Parle avec eux

Parle avec eux

Pendant une semaine, chaque soir, un texte de théâtre contemporain sera lu avec soin par le collectif grenoblois Troisième bureau. L'occasion de découvrir des univers et des auteurs passionnants, autour du thème de la désertion. Aurélien Martinez

On déserte. Bye bye, on prend la porte, on quitte ce monde de dingues, sans se retourner et sans même une once de nostalgie. Pourquoi soudainement tant de révolte et de bouillonnement dans nos petits corps d'êtres humains d'habitude si prosaïques? Tout simplement parce que la désertion est le thème de cette neuvième édition du festival « Regards croisés sur les nouvelles dramaturgies » de nos amis de Troisième bureau. Et là, une petite présentation s'impose : formé en 2000, Troisième Bureau est « un collectif artistique pluridisciplinaire réunissant comédiens, auteurs, metteurs en scène [...] qui œuvre à une diffusion “critique” des écritures théâtrales d'aujourd'hui ». Le festival évoqué ci-dessus est ainsi l'aboutissement d'un travail annuel prolifique mené autour de lectures publiques mensuelles. « La lecture peut être un moyen de découvrir un texte » nous explique Bernard Garnier, coordinateur de projet et comédien. Écouter un texte de théâtre simplement lu plutôt que de le voir mis en scène permettrait de mieux l'appréhender ? « Mieux je ne sais pas, mais différemment sans doute. On a fait une enquête auprès des auteurs présents l'an dernier, et tous sont unanimes : la lecture leur permet d'entendre véritablement leur texte, c'est une première épreuve pour eux.

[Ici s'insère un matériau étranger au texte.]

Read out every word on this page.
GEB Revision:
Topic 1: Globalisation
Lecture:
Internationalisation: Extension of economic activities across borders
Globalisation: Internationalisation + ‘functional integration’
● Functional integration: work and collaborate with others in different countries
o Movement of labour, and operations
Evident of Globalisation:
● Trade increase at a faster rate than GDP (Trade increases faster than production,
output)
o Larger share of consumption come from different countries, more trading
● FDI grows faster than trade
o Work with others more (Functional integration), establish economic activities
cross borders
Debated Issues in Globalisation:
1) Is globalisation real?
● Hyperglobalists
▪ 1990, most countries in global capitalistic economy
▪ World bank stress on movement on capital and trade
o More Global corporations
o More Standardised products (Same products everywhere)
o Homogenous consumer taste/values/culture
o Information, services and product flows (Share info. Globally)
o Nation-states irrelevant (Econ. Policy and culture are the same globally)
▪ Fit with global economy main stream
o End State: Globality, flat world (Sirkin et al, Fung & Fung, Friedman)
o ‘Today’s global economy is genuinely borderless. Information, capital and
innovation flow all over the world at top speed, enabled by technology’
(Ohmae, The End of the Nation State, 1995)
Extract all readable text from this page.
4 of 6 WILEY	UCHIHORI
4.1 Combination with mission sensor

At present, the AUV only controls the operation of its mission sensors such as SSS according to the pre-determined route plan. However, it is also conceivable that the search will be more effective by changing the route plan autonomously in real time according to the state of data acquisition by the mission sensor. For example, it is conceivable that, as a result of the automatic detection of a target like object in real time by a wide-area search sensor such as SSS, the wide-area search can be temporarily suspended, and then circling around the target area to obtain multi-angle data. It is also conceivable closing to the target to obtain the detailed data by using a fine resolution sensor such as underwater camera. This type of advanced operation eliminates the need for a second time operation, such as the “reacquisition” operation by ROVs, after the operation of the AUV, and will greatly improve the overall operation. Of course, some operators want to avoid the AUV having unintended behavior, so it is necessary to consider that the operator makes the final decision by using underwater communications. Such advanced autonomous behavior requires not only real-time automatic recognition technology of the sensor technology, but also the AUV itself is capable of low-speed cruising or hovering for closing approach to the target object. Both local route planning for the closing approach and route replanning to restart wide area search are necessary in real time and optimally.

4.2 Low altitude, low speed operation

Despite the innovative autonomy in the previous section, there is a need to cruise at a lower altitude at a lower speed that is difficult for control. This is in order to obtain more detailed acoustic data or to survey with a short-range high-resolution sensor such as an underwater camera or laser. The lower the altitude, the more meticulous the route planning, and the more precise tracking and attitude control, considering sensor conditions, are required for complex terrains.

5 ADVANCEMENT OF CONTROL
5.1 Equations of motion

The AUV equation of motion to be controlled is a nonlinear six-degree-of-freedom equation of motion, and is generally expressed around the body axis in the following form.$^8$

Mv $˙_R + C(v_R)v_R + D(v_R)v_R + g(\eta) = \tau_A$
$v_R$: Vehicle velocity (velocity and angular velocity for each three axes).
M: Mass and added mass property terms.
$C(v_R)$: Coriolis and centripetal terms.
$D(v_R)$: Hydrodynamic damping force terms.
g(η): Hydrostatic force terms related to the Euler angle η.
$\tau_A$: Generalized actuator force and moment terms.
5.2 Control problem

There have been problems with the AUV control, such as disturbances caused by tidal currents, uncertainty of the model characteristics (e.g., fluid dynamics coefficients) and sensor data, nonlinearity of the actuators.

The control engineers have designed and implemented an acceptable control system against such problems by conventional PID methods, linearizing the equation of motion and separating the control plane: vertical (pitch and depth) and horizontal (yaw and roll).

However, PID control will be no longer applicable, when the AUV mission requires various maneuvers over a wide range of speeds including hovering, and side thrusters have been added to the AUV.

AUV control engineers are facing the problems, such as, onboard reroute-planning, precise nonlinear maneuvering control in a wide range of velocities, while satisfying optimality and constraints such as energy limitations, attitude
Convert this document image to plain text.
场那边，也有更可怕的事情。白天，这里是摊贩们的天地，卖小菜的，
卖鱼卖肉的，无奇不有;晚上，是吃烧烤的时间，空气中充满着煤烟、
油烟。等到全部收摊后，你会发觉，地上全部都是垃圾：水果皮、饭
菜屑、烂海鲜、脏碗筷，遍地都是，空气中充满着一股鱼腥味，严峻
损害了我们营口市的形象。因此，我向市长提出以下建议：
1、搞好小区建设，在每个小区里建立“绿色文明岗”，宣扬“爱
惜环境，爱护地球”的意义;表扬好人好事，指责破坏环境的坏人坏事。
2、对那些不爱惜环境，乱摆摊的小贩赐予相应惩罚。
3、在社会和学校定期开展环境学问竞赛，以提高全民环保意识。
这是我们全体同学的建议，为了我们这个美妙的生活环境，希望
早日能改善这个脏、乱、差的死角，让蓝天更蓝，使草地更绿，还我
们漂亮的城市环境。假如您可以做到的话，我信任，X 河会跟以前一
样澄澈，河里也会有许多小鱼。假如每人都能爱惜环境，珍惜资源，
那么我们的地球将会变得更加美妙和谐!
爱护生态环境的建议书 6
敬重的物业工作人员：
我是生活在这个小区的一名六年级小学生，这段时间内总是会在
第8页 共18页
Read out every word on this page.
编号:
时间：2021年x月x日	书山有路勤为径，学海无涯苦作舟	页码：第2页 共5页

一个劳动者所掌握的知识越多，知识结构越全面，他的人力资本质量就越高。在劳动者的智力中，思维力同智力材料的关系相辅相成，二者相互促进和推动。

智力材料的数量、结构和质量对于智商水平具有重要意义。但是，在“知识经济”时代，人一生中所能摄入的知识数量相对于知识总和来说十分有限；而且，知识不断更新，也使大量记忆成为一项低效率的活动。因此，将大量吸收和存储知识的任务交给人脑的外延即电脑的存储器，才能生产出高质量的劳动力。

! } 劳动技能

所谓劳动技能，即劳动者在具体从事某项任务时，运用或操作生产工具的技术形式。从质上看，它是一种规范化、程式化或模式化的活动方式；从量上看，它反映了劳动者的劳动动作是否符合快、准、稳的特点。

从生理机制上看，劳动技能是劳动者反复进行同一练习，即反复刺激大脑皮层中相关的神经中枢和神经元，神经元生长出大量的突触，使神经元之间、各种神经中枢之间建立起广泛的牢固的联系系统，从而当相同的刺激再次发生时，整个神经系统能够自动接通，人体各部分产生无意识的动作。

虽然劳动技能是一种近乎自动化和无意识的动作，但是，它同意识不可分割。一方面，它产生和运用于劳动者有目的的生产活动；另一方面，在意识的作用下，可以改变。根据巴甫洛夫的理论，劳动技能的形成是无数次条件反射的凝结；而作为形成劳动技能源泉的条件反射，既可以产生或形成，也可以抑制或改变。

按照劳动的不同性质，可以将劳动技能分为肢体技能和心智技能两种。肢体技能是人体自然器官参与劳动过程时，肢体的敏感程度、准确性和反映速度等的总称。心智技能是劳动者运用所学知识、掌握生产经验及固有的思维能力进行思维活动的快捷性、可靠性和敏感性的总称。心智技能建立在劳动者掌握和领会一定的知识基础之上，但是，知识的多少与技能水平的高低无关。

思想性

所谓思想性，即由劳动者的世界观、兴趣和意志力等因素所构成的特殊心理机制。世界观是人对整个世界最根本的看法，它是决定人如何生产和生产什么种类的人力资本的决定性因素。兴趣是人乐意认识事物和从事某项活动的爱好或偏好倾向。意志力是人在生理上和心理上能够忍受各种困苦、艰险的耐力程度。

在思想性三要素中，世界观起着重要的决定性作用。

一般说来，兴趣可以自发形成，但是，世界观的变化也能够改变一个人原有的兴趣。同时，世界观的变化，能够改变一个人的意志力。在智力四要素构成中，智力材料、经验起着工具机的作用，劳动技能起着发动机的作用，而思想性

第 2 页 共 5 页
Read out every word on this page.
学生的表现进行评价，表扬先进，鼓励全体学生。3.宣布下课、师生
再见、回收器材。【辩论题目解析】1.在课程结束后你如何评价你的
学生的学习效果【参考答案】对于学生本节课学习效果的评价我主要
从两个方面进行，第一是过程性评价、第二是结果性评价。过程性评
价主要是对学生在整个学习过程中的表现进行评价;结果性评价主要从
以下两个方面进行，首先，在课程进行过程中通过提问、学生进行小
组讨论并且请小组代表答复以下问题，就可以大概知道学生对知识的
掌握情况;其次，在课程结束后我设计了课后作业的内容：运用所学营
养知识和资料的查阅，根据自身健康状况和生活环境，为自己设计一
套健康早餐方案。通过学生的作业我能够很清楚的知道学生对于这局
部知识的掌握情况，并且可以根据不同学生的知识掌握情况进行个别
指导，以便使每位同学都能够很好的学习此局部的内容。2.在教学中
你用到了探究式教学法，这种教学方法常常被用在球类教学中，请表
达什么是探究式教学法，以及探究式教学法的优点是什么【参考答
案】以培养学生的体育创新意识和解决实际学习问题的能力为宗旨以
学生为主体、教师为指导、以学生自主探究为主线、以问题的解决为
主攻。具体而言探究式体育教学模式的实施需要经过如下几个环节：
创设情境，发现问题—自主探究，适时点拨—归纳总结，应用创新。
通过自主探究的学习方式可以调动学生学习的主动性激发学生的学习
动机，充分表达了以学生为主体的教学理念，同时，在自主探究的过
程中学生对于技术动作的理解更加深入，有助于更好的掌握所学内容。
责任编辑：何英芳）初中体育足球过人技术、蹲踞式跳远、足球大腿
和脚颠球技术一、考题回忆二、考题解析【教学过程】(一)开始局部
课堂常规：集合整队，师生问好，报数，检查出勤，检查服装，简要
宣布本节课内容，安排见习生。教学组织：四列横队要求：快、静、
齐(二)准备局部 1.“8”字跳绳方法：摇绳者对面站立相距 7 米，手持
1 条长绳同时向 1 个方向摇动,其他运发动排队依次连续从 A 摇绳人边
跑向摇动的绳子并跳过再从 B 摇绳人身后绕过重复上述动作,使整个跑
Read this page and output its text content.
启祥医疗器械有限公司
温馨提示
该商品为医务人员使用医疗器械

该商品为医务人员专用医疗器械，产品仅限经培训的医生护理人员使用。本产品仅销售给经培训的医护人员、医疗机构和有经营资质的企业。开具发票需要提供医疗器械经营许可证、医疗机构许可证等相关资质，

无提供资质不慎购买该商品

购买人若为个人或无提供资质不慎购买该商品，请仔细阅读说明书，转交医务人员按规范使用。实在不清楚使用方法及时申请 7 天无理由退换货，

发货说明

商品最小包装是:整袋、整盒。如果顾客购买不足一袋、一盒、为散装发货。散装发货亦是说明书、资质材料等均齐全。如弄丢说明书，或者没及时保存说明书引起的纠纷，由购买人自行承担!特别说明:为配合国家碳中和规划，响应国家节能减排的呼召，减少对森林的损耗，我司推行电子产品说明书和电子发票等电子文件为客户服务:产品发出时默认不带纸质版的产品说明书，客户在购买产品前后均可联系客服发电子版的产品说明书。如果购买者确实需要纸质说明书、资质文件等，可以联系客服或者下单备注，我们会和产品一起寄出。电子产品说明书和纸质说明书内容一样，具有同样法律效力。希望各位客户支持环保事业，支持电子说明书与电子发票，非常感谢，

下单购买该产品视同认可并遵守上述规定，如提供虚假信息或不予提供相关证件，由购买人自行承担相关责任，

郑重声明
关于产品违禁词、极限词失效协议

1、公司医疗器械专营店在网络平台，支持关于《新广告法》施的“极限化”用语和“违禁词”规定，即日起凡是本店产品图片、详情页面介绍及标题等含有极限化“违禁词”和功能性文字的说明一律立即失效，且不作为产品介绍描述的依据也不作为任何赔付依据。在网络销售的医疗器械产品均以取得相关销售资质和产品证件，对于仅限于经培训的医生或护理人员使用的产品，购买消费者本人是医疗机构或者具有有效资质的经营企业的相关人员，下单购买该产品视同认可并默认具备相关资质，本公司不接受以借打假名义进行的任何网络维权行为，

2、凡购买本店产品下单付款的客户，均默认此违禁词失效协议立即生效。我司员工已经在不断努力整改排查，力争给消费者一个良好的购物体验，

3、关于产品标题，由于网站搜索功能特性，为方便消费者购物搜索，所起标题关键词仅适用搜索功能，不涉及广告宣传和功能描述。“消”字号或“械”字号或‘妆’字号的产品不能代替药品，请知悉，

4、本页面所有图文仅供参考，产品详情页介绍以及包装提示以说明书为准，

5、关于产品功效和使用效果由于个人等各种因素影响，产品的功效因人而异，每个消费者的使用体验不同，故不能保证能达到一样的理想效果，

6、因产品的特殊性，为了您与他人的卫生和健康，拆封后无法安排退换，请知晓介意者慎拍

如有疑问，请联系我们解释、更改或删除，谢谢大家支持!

Car la destination d'un texte de théâtre est évidemment le plateau : la lecture ne s'y substitue pas, mais c'est une étape dans la découverte de la pièce que l'on mène conjointement avec le public. » Le collectif essaie ainsi de sélectionner des auteurs contemporains de tous les horizons, comme une représentation – forcément subjective – des cheminements littéraires de notre monde d'aujourd'hui.

Prendre du recul

On déserte donc, comme affirmer crânement en ouverture de ce papier. « On a une image très négative de la désertion, rattachée à la chose militaire, à la guerre continue Bernard Garnier. Or, nous ne revendiquons pas cette désertion comme un abandon mais plus comme un déplacement, une posture. » Une posture « active et non de repli » visant à prendre du recul, « quand tout dialogue est impossible, quand toute alternative est ridiculisée » écrit Samuel Gallet, auteur associé au collectif. « Comment le théâtre peut-il être un appel à déserter pour insuffler de l'air dans l'étouffement ambiant ? » Une question porteuse de sens à laquelle les auteurs invités pendant le festival tenteront de répondre, par le biais de leurs écrits. Sept textes seront ainsi lus en public par des comédiens. Sept textes percutants, posant chacun à leur manière (avec retenue, violence ou ironie...) la question de la désertisation (voir notre sélection). Après chaque lecture, un Café des auteurs sera organisé, avec les auteurs présents lors du festival (quatre sur sept cette année) et aussi les traducteurs des textes, maillons essentiels de la chaîne littéraire, passeurs de mots entre les différentes langues.

« Ma décision est prise, je m'en vais déserter »

Une semaine donc de lecture à haute voix, tous les soirs au Théâtre 145, pour partager des mots, rencontrer des auteurs, découvrir des textes originaux. Une question, comme ça, pour finir : pourquoi un tel thème a-t-il été choisi ? « Après deux années autour de sujets assez précis – la question de l'exil, et dans la continuité celle des murs et de l'enfermement –, on a essayé de se mettre en décalage, et d'éviter une thématique qui pourrait avoir tendance à enfermer » répond Bernard Garnier. Déserter pour ne pas se faire enfermer, la logique a du sens et nous rassure quant à notre capacité de ne pas constamment acquiescer bêtement (à l'instar d'un Boris Vian dans la chanson Le déserteur). Après le Printemps du livre qui nous proposait de semer des « graines de révolte », après les Arts du récit qui nous ont ouvert des horizons culturels vers l'Afrique, et maintenant Troisième bureau qui nous incite à déserter, visiblement, ce début d'année 2009 aura été celui de toutes les remises en cause littéraires.